Одним из членов кавказской зондеркоманды был кабардинец Цор, джигит, он сейчас в Германии. Он был адъютантом Султан-Гирея, которого англичане выдали советам в Италии. У Султан-Гирея были английские награды первой мировой, ему предлагали спастись самому, но он отказался. Кавказцы уважали Цора, он был хорошим парнем.
Предполагалось, что в Элисте эсэсовцы будут мне помогать.
Помимо других делегаций Султану устроили праздничный прием его соплеменники, кабардинской и чеченской группам позволили посетить родные места лишь один раз.
В Элисте, в Калмыцкой республике, сначала бургомистром был назначен русский. Это вызвало некоторое недовольство среди калмыков. Тогда назначили нового бургомистра, калмыка. Особого контроля не было. В деревнях устроили нечто вроде выборов старейшин, начальниками местной полиции были русские или калмыки. Росло недопонимание, частично на национальной почве. Газета выходила на русском, что также вызвало недовольство (при советах газета выходила на калмыцком). Все материалы для газеты готовили немцы. Я отказался писать для нее.

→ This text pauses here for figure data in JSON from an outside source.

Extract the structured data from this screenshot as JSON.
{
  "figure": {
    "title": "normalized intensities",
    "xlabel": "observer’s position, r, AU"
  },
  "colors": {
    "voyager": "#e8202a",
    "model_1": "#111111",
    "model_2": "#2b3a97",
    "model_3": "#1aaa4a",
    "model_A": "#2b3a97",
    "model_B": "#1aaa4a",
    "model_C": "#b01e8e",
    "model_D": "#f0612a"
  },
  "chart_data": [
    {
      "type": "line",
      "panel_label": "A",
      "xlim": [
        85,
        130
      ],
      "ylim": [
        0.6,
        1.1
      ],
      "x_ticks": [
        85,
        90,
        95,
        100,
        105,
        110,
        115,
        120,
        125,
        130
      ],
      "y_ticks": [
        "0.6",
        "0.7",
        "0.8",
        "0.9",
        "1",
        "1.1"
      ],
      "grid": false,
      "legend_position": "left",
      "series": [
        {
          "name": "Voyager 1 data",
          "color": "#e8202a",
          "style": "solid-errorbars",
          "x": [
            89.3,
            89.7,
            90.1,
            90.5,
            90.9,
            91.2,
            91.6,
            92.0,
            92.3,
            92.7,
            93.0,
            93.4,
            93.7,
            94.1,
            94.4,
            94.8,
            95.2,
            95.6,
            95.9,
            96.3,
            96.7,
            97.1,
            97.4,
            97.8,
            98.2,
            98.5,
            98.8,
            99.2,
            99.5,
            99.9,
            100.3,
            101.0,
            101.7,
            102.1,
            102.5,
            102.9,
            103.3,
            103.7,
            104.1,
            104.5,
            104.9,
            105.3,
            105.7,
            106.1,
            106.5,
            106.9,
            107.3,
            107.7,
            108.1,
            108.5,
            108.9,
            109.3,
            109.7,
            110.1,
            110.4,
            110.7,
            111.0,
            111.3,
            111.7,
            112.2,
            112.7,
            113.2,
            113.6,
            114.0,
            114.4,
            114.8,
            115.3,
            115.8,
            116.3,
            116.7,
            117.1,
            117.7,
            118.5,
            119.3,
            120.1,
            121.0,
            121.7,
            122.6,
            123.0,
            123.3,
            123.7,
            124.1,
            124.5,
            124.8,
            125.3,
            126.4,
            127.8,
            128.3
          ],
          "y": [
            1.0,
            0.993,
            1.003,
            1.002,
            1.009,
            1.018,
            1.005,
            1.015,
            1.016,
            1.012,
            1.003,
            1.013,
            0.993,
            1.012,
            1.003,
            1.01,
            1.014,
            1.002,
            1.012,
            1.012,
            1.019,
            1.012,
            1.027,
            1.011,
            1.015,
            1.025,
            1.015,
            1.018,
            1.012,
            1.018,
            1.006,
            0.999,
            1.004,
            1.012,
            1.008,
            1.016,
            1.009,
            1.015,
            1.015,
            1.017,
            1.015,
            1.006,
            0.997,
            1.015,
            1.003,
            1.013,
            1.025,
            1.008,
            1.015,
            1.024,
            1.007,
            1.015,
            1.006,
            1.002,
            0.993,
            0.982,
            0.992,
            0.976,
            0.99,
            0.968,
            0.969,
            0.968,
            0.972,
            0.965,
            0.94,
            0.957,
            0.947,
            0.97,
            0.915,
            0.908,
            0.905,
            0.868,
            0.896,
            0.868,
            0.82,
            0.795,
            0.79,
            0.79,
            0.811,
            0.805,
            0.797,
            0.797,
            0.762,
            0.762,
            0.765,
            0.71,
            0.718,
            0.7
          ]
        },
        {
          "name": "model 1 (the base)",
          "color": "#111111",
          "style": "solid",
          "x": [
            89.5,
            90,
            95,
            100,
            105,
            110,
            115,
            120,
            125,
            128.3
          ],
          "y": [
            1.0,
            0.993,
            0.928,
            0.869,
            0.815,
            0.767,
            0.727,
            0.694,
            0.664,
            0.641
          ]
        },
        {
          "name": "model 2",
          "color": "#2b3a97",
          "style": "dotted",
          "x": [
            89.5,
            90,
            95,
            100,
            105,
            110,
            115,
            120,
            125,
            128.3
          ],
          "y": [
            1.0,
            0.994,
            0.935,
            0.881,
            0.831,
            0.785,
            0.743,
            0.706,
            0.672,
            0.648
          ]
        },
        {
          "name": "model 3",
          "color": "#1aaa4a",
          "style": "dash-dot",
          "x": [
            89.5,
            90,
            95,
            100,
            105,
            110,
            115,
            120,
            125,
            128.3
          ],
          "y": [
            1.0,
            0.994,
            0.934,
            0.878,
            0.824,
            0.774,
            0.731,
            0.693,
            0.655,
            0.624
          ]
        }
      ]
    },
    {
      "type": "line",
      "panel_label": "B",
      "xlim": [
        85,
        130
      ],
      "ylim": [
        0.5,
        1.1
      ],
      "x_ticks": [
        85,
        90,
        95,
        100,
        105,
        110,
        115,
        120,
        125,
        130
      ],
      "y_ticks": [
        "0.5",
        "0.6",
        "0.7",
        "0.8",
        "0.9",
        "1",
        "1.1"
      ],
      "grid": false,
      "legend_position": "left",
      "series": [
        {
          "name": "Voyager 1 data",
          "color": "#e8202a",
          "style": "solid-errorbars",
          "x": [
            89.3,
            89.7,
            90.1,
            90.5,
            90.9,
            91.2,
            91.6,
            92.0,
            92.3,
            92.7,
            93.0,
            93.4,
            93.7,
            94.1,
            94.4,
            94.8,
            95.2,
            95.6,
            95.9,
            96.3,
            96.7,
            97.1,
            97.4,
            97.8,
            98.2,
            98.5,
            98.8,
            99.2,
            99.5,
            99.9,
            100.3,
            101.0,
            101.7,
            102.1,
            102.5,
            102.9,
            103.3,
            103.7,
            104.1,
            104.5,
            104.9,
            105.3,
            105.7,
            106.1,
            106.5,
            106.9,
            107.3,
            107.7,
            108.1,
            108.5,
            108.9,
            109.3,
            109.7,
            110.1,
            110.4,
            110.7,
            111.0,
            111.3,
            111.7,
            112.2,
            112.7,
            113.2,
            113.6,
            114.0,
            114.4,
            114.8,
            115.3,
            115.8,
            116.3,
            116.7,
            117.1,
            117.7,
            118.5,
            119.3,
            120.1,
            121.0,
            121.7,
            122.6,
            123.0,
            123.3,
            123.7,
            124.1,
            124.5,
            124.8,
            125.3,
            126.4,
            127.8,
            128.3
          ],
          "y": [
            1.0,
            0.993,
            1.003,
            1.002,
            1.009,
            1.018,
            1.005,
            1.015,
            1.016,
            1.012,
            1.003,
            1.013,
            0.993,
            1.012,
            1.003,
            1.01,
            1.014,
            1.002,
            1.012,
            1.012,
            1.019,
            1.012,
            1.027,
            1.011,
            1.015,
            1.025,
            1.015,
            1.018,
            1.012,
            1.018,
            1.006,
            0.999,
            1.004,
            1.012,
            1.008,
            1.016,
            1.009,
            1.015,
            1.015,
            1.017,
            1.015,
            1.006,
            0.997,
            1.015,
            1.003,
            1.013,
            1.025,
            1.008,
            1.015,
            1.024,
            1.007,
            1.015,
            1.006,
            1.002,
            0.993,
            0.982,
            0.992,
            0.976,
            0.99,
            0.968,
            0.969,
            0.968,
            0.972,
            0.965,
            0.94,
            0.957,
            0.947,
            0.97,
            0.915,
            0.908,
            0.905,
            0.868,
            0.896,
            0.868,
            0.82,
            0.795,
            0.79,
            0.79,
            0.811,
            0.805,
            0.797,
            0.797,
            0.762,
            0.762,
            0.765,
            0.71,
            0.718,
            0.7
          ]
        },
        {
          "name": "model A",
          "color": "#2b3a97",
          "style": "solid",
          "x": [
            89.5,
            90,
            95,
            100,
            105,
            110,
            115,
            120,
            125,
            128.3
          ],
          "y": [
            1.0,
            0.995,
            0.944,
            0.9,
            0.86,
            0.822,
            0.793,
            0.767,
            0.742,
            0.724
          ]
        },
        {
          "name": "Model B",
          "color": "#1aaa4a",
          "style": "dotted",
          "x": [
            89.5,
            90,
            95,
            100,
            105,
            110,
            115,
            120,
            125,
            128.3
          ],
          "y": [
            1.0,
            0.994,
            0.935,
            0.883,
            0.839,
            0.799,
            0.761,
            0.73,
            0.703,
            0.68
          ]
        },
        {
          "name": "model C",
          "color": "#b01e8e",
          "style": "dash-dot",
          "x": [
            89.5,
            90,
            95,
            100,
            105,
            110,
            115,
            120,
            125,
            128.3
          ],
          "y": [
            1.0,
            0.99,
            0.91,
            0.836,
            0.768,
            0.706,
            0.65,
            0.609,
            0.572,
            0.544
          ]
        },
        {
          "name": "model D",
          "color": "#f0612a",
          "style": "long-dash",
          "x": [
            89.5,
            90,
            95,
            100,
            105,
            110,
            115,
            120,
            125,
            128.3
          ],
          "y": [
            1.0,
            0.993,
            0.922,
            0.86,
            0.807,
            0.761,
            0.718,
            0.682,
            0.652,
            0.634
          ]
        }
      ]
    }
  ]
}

Администрация была организована плохо, кроме того близость фронта создавала трудности. Местное управление было совершенно неэффективным. Люди так и так считали его фикцией. Районных организаций не было. Я поддерживал местное казачье объединение и рассказал о нем немцам. Референтом по казачьим делам был молодой эсэсовец, который говорил по-русски, но ничего не понимал в казачьих делах. Он согласился устроить местные казачьи управления - для донских казаков в Новочеркасске, для кубанских - в Умани, но отказался дать санкцию на образование общеказачьего управления. Границы прежних регионов и республик остались неизменными. Проблема территории, на которой проживали калмыки, заключалась в том, что она включала придонские земли, которые входили в состав Ростовской области.
Что касается материальных условий, правление немцев принесло разочарование. Казалось, что немцы, и русские выиграли от перемен, а калмыки нет. Выяснилось, что в Элисте меньше калмыков, чем русских, известные калмыцкие руководители сбежали. Русские были недовольны: "Нами управляют калмыцкие министры". Когда пришли немцы, русские распространяли пропаганду, что при большевиках большинство чиновников было калмыками, более того, немцы считали калмыков еще в большей степени унтерменшами, чем русских. Немецкие солдаты ухаживали за русскими девушками, по желанию которых отбирали у калмыков все, что девушки хотели. Поданные жалобы проходили через русских переводчиков и немецких чиновников и потому не давали результата.
Пока я был там, я принял немало посетителей. Все спрашивали меня: что будет? Я отвечал им искренне: к сожалению, не могу вас обнадежить. Независимости мы вероятно не получим. Но по крайней мере не будет большевизма, экономическая, религиозная и культурная жизнь будут свободными. Пожилые люди обычно соглашались, что это важно.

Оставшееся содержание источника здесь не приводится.